Repeat the mono mantra. Choosing monounsaturated fats instead of saturated fats for protection against brain damage from silent strokes. So, spread peanut butter (or the more sophisticated walnut, avocado, almond or cashew butter—note, yes we know walnuts have 6 times more omega-3’s than any other nut) instead of cream cheese on some celery or apple slices; olive oil and vinegar instead of Ranch or bleu cheese dressing on your salad; and a small handful (6 to 12 halves) of walnuts and a crunchy apple instead of snacking on chips or ice cream.
Catch some omega-3s, even if you don’t love fish. Three 3-ounce servings a week of non-fried fish rich in omega-3 fatty acids – like salmon, trout, haddock or sardines – can make your brain younger. Not into fin food? Take omega-3 capsules. We like the DHA form of omega-3s (and prefer algae-based supplements to fish oil) and recommend 600 to 900 milligrams a day. I (Glenn) take 900 mg of DHA omega-3s a day (I actually take a purified fish oil available by prescription). Why so much emphasis on DHA? DHA is the healthy fat your brain needs — it is not a storage fat but a structural fat. Only 2% of ALA (a healthy omega-3 in avocados and walnuts) makes it to EPA, the omega-3s thought to be healthiest for your heart. Only 2% of EPA goes to DHA. But, DHA readily goes to EPA, so for the healthiest brain and heart, you want 900 mg of DHA a day. We eat avocados and walnuts too.
Focus on produce for brain-pampering vitamins. Drive-through dining with a multivitamin chaser won’t cut it. Aim to eat a rainbow of brightly-colored produce for your vitamin C. Get your B’s here: B6 from baked potatoes, roasted skinless chicken breast and chickpeas; seafood, yogurt or nutritional yeast for vitamin B12; and folate (yep, it’s in the B family) from spinach, lentils, papayas and asparagus. Add almonds, sunflower seeds, spinach or hazelnuts for your dose of mixed tocopherols (known as the active component of vitamin E). Top it off with a vitamin D supplement (1,000 IU of vitamin D before age 60, 1,200 after).
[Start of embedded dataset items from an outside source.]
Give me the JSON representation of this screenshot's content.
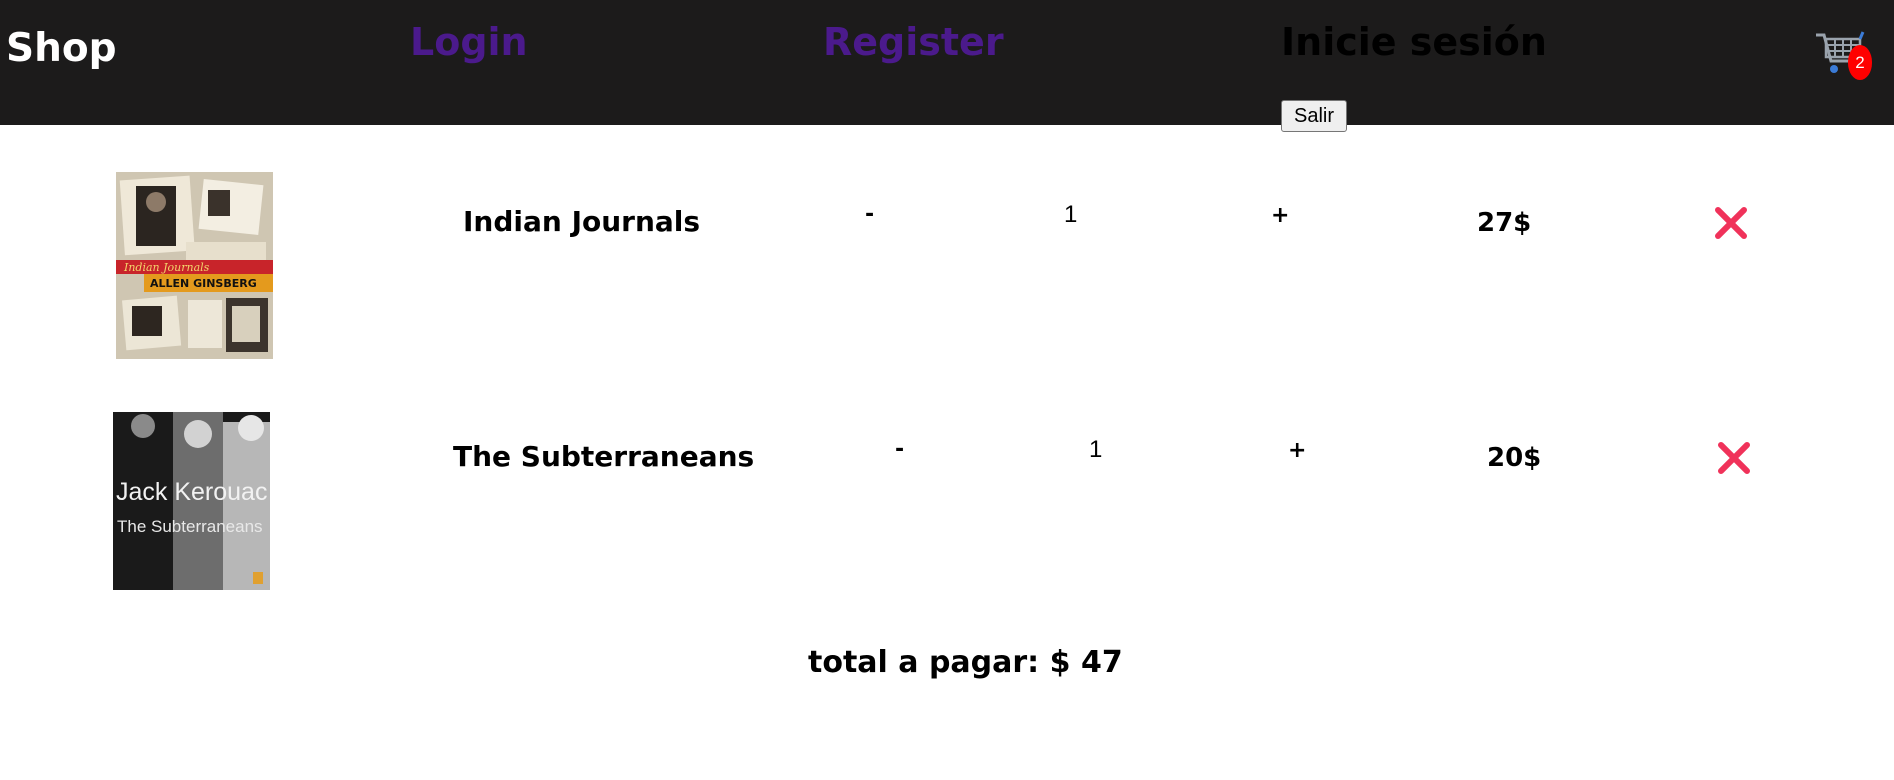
{
  "header": {
    "brand": "Shop",
    "login_label": "Login",
    "register_label": "Register",
    "session_label": "Inicie sesión",
    "logout_label": "Salir",
    "cart_count": "2"
  },
  "cart": {
    "items": [
      {
        "title": "Indian Journals",
        "decrement": "-",
        "quantity": "1",
        "increment": "+",
        "price": "27$",
        "cover_title": "Indian Journals",
        "cover_author": "ALLEN GINSBERG"
      },
      {
        "title": "The Subterraneans",
        "decrement": "-",
        "quantity": "1",
        "increment": "+",
        "price": "20$",
        "cover_author": "Jack Kerouac",
        "cover_title": "The Subterraneans"
      }
    ],
    "total_label": "total a pagar:",
    "total_value": "$ 47"
  },
  "colors": {
    "header_bg": "#1c1b1b",
    "nav_link": "#4b1a8c",
    "remove_icon": "#f0325a",
    "badge": "#ff0000"
  },
  "icons": {
    "cart": "shopping-cart-icon",
    "remove": "close-x-icon"
  }
}
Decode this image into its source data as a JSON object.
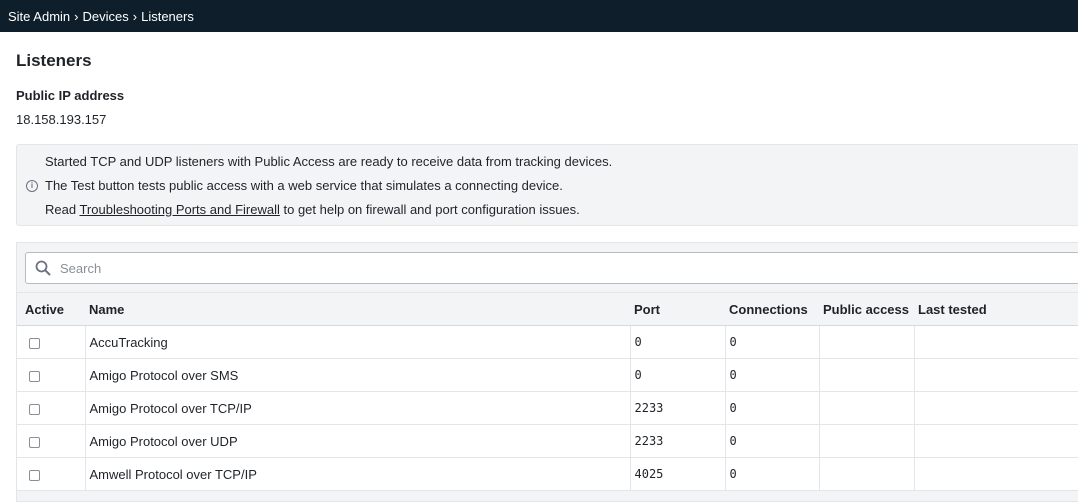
{
  "breadcrumb": {
    "items": [
      "Site Admin",
      "Devices",
      "Listeners"
    ],
    "separator": "›"
  },
  "page": {
    "title": "Listeners",
    "ip_label": "Public IP address",
    "ip_value": "18.158.193.157"
  },
  "info": {
    "line1": "Started TCP and UDP listeners with Public Access are ready to receive data from tracking devices.",
    "line2": "The Test button tests public access with a web service that simulates a connecting device.",
    "line3_prefix": "Read ",
    "line3_link": "Troubleshooting Ports and Firewall",
    "line3_suffix": " to get help on firewall and port configuration issues.",
    "icon": "info-circle-icon"
  },
  "search": {
    "placeholder": "Search",
    "value": "",
    "icon": "search-icon"
  },
  "table": {
    "headers": {
      "active": "Active",
      "name": "Name",
      "port": "Port",
      "connections": "Connections",
      "public_access": "Public access",
      "last_tested": "Last tested"
    },
    "rows": [
      {
        "active": false,
        "name": "AccuTracking",
        "port": "0",
        "connections": "0",
        "public_access": "",
        "last_tested": ""
      },
      {
        "active": false,
        "name": "Amigo Protocol over SMS",
        "port": "0",
        "connections": "0",
        "public_access": "",
        "last_tested": ""
      },
      {
        "active": false,
        "name": "Amigo Protocol over TCP/IP",
        "port": "2233",
        "connections": "0",
        "public_access": "",
        "last_tested": ""
      },
      {
        "active": false,
        "name": "Amigo Protocol over UDP",
        "port": "2233",
        "connections": "0",
        "public_access": "",
        "last_tested": ""
      },
      {
        "active": false,
        "name": "Amwell Protocol over TCP/IP",
        "port": "4025",
        "connections": "0",
        "public_access": "",
        "last_tested": ""
      }
    ]
  },
  "colors": {
    "topbar": "#0e1f2b",
    "panel": "#f3f4f6",
    "border": "#e3e5e8"
  }
}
Enjoy lean, free-ranged (not fatty, feedlot or corn-fed) meats, and watch your sweets white carbs. Limiting these also helps protect your thinking ability. Treat foods with saturated and trans fats and added simple sugars and syrups like criminals (they are). They steal your memories (and increase your risk of other bad things). Choose grass fed beef (way less artery-clogging saturated fat than corn fed); fruit veggies. Try to minimize grains (you don’t have to completely avoid them, I shoot for no more than 50 grams of carbs a day from grains. Sometimes, a guy just wants a sandwich).
Use Curcumin (or tumaric) as a seasoning spice for food. Cheap mustard? Yes, the yellow cheap stuff apparently is made with tumaric to give it taste rather than the more expensive mustard seed. The amount in an average teaspoon is 17 mg. But, enjoy two to be sure, every day.
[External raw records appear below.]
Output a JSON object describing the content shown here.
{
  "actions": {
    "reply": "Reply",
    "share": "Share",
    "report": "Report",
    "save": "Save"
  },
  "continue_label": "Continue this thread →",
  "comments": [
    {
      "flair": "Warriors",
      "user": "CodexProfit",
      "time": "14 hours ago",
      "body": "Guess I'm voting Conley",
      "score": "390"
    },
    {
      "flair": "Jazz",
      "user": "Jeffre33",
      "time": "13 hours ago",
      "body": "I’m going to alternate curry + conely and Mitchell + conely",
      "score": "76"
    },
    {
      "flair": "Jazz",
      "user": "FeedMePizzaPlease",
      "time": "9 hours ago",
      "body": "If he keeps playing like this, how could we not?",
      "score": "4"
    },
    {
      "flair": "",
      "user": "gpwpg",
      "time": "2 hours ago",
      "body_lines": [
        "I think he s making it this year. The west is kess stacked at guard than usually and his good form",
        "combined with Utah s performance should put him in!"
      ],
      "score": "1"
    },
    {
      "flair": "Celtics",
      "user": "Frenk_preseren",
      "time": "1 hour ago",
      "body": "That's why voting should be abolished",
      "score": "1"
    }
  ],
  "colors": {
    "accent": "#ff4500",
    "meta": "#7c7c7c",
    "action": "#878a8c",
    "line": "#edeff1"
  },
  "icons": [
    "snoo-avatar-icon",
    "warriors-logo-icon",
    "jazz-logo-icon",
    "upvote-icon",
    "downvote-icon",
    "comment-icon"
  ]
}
Do exercise with (as a bare minimum) 2 minutes of very intense exercise at the end of 30 minutes of walking or whatever a day, if your doc says you can. Impressive new research reinforced exercise’s importance as a secret sauce against Alzheimer’s. The study didn’t just do the usual memory tests. Most of my readers do more than this. It tracked the results against scans of brain sizes. In this case, a bigger brain means a better memory. Try kettlebells or CrossFit, or train for a triathlon.